Downregulation of Notch Signaling Pathway Decreases Primary Cilium Lengths in Autosomal Dominant Polycystic Kidney Disease

Abstract

Autosomal dominant polycystic kidney disease (ADPKD) affects over half a million people and causes around 10% of end stage renal failure in the United States. One of the most prominent symptoms of ADPKD includes the presence of renal cysts that over time, interfere with kidney function. The cause of ADPKD consists of genetic mutations in the PKD1 and PKD2 genes.
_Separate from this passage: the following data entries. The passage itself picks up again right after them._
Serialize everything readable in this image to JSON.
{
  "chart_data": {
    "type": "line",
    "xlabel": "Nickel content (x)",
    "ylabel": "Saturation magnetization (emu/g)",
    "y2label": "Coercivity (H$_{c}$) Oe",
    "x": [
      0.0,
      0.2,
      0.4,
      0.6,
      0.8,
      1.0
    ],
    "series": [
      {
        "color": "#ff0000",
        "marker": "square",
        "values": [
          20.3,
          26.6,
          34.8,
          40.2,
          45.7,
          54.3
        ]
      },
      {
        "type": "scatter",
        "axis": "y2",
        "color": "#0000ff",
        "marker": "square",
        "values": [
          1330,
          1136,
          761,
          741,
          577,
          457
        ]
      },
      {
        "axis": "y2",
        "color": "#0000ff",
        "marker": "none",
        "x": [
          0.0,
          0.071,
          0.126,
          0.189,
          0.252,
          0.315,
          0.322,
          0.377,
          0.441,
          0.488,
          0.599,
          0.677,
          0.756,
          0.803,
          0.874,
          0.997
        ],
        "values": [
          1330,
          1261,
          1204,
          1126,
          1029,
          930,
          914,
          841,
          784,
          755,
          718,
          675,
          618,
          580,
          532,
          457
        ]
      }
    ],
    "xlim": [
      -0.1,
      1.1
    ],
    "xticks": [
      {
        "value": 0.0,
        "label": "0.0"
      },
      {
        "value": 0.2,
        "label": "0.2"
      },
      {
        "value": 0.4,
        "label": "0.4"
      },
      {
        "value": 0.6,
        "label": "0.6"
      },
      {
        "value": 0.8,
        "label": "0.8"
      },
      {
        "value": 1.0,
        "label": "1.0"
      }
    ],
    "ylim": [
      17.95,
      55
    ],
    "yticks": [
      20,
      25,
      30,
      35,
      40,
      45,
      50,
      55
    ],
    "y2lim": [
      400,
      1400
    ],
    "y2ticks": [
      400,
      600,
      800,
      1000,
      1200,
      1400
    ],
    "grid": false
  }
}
These mutations negatively influence the formation in polycystin1 and polycystin2 protein complex (PC1 and PC2 protein complex) which regulates intracellular and extracellular calcium flow in the primary cilium. An intracellular loss of calcium has been shown to be correlated with cell proliferation. Previous research has also established a connection between Cux1, a murine homolog of Cut from drosophila melanogaster, and cell proliferation in kidneys of affected patients. Additionally, a relationship between Cux1 and Notch1, a receptor of the Notch signaling pathway, has also been detected. It was discovered that Notch1 upregulated Cux1 indicating that the Notch signaling pathway is involved in cyst formation in ADPKD. This present study looked at the Notch signaling pathway and its relation to cyst formation. In this study, primary cilium lengths were compared with those of Recombination Signal Binding Protein for Immunoglobin Kappa J (RBPj) knockout mice. Knocking out RBPj inhibits the Notch pathway as it is a crucial part of the signaling pathway. This study, through immunofluorescence discovered that there was a significant difference in the cilia lengths between wild type and Notch inhibited mice. These findings suggest that there are new possible therapeutic treatments for ADPKD by inhibiting the Notch signaling pathway.